Voir dans « lexique » : Fonctionnement des synapses
Le cerveau des individus autistes possèdent des aires frontales plus volumineuses que la normale. Ces aires correspondent à la faculté de lire les expressions du visage des personnes que l’on regarde. En conséquence, les neurones situés dans les aires limbiques (responsables de la mémoire et des émotions), sont plus petits et plus nombreux.

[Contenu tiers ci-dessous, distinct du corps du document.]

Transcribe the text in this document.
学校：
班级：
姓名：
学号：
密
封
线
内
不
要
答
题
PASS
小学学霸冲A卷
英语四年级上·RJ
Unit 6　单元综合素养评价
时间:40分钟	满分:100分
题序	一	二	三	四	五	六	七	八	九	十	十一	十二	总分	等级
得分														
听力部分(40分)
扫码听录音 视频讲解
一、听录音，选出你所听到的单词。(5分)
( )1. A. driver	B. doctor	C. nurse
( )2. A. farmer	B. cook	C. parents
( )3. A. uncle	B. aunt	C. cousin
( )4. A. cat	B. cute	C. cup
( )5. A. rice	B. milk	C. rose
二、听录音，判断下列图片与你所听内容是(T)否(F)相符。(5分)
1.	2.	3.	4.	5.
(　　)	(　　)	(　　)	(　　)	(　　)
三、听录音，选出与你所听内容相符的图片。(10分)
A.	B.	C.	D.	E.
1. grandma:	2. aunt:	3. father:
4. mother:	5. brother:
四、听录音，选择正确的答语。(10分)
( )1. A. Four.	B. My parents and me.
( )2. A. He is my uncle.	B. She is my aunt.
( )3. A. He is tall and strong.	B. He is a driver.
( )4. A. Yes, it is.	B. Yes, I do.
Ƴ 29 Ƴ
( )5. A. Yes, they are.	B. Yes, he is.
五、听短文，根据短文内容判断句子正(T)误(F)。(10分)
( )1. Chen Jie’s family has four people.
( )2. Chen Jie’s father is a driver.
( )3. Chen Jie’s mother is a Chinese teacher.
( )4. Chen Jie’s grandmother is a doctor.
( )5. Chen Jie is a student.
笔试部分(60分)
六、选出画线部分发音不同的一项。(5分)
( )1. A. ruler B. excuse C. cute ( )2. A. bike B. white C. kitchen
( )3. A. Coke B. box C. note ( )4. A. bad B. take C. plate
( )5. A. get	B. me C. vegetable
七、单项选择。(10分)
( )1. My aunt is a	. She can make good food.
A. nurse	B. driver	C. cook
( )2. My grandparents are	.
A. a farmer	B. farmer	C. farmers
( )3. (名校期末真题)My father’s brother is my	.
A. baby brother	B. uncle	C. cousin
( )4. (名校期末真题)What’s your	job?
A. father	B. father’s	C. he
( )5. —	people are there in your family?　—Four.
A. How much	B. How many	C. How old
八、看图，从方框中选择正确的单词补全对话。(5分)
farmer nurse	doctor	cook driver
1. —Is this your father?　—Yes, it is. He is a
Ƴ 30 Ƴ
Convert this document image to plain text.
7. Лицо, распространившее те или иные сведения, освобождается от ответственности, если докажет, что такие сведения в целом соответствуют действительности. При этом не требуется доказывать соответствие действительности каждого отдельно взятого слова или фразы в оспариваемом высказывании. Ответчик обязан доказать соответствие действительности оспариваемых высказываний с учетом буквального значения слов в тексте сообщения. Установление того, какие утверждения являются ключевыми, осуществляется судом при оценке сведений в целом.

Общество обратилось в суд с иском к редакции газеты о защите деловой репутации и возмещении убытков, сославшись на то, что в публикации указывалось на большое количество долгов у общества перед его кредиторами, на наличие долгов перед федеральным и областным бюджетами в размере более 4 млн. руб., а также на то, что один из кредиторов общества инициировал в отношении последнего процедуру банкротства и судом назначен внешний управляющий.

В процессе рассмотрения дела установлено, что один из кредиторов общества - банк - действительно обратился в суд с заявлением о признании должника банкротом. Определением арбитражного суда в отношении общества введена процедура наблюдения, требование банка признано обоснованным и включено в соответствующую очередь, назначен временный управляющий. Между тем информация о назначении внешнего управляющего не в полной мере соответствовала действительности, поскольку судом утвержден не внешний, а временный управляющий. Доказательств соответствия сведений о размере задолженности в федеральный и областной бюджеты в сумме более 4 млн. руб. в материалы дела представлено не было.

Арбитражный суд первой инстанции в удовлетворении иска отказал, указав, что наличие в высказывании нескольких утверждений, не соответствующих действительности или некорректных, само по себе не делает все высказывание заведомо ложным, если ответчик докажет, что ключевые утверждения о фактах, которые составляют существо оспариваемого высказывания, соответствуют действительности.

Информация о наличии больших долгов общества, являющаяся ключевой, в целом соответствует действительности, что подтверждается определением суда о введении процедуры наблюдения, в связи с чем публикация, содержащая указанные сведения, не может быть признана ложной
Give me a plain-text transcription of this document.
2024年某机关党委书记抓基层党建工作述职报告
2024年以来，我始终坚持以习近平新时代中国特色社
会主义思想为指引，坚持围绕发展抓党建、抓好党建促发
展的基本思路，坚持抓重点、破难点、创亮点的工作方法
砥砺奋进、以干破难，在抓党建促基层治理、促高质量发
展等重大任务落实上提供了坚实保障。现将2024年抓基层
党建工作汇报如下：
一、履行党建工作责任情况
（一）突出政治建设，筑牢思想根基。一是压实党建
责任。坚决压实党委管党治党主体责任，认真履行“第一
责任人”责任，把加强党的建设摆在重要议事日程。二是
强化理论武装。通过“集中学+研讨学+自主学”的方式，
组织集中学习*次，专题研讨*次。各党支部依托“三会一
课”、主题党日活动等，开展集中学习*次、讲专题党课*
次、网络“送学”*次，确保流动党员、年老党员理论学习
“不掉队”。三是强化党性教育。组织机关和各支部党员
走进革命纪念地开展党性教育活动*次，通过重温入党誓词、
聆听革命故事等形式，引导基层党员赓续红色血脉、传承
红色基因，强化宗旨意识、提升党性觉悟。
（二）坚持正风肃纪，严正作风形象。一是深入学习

Comparaison de la taille de deux cerveaux
Contrairement à celui d’une personne normale, le cerveau autiste possède de mauvaises connexions synaptiques entre les différentes aires le composant. Dans le lobe frontal, les neurones sont dispersés et peu reliés entre eux, ce qui provoque une incompréhension des expressions faciales et donc l’impossibilité des personnes autistes de décrypter les sentiments des personnes les entourant. Au contraire, dans les aires limbiques, le rapprochement des neurones leur permet de mieux fonctionner. Cela pourrait être l’une des raisons du mal-être des personnes autistes et de leurs difficultés à canaliser leurs émotions.
Récemment, des chercheurs ont mis en cause un gène dans le dysfonctionnement des synapses : SHANK3. Situé sur le chromosome 22, il sert à former les terminaisons synaptiques. Hors, chez les personnes autistes, ce gène mute et empêche les messages de circuler.